The researchers also developed an IR Literacy and Understanding Agent (IR Agent) using a reason-and-act framework built on large-scale language models (LLMs), specifically Gemini 2.0 Flash.
IR agents combine language understanding with the ability to perform actions such as searching the web, accessing specialized tools, and using IR predictive models. Endocrinologists evaluated drug responses, and the results demonstrated high safety and overall factual accuracy, although performance varied by data type.

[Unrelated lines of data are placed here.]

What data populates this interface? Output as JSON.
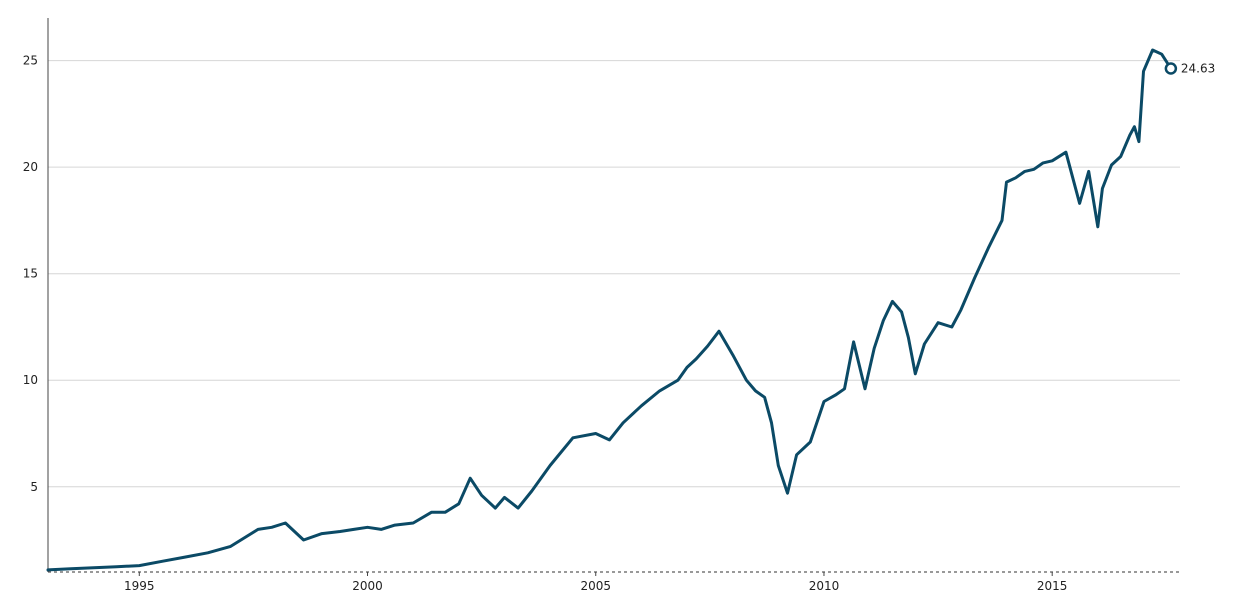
{
  "chart_data": {
    "type": "line",
    "title": "",
    "xlabel": "",
    "ylabel": "",
    "xlim": [
      1993.0,
      2017.8
    ],
    "ylim": [
      1.0,
      27.0
    ],
    "x_ticks": [
      {
        "value": 1995,
        "label": "1995"
      },
      {
        "value": 2000,
        "label": "2000"
      },
      {
        "value": 2005,
        "label": "2005"
      },
      {
        "value": 2010,
        "label": "2010"
      },
      {
        "value": 2015,
        "label": "2015"
      }
    ],
    "y_ticks": [
      {
        "value": 5,
        "label": "5"
      },
      {
        "value": 10,
        "label": "10"
      },
      {
        "value": 15,
        "label": "15"
      },
      {
        "value": 20,
        "label": "20"
      },
      {
        "value": 25,
        "label": "25"
      }
    ],
    "grid": true,
    "line_color": "#0b4a66",
    "end_label": "24.63",
    "series": [
      {
        "x": [
          1993.0,
          1993.5,
          1994.0,
          1994.5,
          1995.0,
          1995.5,
          1996.0,
          1996.5,
          1997.0,
          1997.3,
          1997.6,
          1997.9,
          1998.2,
          1998.4,
          1998.6,
          1999.0,
          1999.4,
          1999.7,
          2000.0,
          2000.3,
          2000.6,
          2001.0,
          2001.4,
          2001.7,
          2002.0,
          2002.25,
          2002.5,
          2002.8,
          2003.0,
          2003.3,
          2003.6,
          2004.0,
          2004.5,
          2005.0,
          2005.3,
          2005.6,
          2006.0,
          2006.4,
          2006.8,
          2007.0,
          2007.2,
          2007.45,
          2007.7,
          2008.0,
          2008.3,
          2008.5,
          2008.7,
          2008.85,
          2009.0,
          2009.2,
          2009.4,
          2009.7,
          2010.0,
          2010.25,
          2010.45,
          2010.65,
          2010.9,
          2011.1,
          2011.3,
          2011.5,
          2011.7,
          2011.85,
          2012.0,
          2012.2,
          2012.5,
          2012.8,
          2013.0,
          2013.3,
          2013.6,
          2013.9,
          2014.0,
          2014.2,
          2014.4,
          2014.6,
          2014.8,
          2015.0,
          2015.3,
          2015.6,
          2015.8,
          2016.0,
          2016.1,
          2016.3,
          2016.5,
          2016.7,
          2016.8,
          2016.9,
          2017.0,
          2017.2,
          2017.4,
          2017.6
        ],
        "values": [
          1.1,
          1.15,
          1.2,
          1.25,
          1.3,
          1.5,
          1.7,
          1.9,
          2.2,
          2.6,
          3.0,
          3.1,
          3.3,
          2.9,
          2.5,
          2.8,
          2.9,
          3.0,
          3.1,
          3.0,
          3.2,
          3.3,
          3.8,
          3.8,
          4.2,
          5.4,
          4.6,
          4.0,
          4.5,
          4.0,
          4.8,
          6.0,
          7.3,
          7.5,
          7.2,
          8.0,
          8.8,
          9.5,
          10.0,
          10.6,
          11.0,
          11.6,
          12.3,
          11.2,
          10.0,
          9.5,
          9.2,
          8.0,
          6.0,
          4.7,
          6.5,
          7.1,
          9.0,
          9.3,
          9.6,
          11.8,
          9.6,
          11.5,
          12.8,
          13.7,
          13.2,
          12.0,
          10.3,
          11.7,
          12.7,
          12.5,
          13.3,
          14.8,
          16.2,
          17.5,
          19.3,
          19.5,
          19.8,
          19.9,
          20.2,
          20.3,
          20.7,
          18.3,
          19.8,
          17.2,
          19.0,
          20.1,
          20.5,
          21.5,
          21.9,
          21.2,
          24.5,
          25.5,
          25.3,
          24.63
        ]
      }
    ]
  }
}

Conclusions and limitations of the study
To the authors’ knowledge, the proposed IR prediction framework represents the first deployable model using readily available data from routine blood biomarkers, wearables, and demographics. The model was trained using HOMA-IR, which has been validated in large-scale epidemiological studies. This study establishes a scalable and accessible framework for early screening of metabolic risk, allowing early identification and intervention of individuals at risk of progressing to T2D.
The authors noted several limitations. Only 25% of participants had complete data and were included in the analysis, potentially introducing selection bias. Additionally, all wearable data comes from Google and Fitbit devices, so extensive validation across other wearable ecosystems is required.